La France a un rôle moteur à jouer dans la mise en œuvre des droits de l’enfant en contexte de crise, et dans la reconnaissance des besoins essentiels de la petite enfance. Ces priorités doivent nécessairement s’accompagner de la mise en place d’actions concrètes et impactantes, à travers une feuille de route que le nouveau gouvernement doit rapidement définir.

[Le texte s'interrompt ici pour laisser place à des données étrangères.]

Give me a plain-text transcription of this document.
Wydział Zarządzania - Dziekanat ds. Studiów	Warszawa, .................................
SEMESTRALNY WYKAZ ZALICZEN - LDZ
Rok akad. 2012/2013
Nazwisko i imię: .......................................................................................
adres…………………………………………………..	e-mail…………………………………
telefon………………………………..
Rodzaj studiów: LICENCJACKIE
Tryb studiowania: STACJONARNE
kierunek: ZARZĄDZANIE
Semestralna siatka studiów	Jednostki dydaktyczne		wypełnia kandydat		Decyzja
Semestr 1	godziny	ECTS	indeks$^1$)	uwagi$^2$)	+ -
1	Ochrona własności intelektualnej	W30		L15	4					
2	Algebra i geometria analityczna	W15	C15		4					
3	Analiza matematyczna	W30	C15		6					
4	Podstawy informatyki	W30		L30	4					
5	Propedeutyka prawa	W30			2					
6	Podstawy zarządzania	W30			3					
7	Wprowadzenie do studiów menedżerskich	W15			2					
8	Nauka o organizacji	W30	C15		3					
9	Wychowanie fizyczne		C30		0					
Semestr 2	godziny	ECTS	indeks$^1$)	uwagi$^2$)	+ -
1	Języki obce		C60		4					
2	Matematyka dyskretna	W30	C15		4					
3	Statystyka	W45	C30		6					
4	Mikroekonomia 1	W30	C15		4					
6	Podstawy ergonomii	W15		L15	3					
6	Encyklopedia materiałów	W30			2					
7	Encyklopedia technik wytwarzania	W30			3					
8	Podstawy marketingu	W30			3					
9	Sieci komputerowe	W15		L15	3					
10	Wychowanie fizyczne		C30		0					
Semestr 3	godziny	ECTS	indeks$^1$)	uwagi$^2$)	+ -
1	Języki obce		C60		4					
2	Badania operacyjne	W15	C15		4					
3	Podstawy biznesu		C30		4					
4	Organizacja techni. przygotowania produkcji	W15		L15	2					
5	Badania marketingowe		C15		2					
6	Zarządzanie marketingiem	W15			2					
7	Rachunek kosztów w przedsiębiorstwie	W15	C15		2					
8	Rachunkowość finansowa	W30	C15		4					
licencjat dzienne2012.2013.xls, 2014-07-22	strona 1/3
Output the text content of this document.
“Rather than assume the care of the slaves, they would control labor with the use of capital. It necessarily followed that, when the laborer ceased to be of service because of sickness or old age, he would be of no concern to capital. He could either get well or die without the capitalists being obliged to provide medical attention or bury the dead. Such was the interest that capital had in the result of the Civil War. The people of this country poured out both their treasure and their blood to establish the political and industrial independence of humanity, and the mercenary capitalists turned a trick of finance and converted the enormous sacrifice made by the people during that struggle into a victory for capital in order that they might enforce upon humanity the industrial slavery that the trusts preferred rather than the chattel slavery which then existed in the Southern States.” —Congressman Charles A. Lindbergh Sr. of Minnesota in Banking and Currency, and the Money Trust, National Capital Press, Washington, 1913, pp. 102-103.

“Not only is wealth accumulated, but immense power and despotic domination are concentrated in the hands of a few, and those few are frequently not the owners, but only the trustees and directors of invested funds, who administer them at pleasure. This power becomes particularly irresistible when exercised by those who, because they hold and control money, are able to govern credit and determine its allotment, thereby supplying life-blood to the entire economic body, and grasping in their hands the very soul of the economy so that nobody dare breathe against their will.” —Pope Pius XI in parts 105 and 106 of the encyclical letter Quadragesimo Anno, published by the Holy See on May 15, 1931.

Liste des signataires : Eléonore Caroit, députée (Renaissance) des Français établis hors de France, vice-présidente de la commission des affaires étrangères ; Louise Clément, coordinatrice du collectif Coalition Education ; Gilles Delcourt, directeur général de l’ONG Action Education ; Harlem Désir, senior vice-président de l’ONG International Rescue Committee pour l’Europe ; Adeline Hazan, présidente de l’UNICEF France ; Rachid Lahlou, président fondateur du Secours islamique France ; Mélanie Luchtens, coordinatrice du collectif Groupe Enfance ; Isabelle Santiago, députée (PS) du Val-de-Marne, vice-présidente de la délégation aux droits de l’enfant ; Adrien Sallez, directeur général de l’Association Sœur Emmanuelle ; Tricia Young, directrice du collectif Moving Minds Alliance.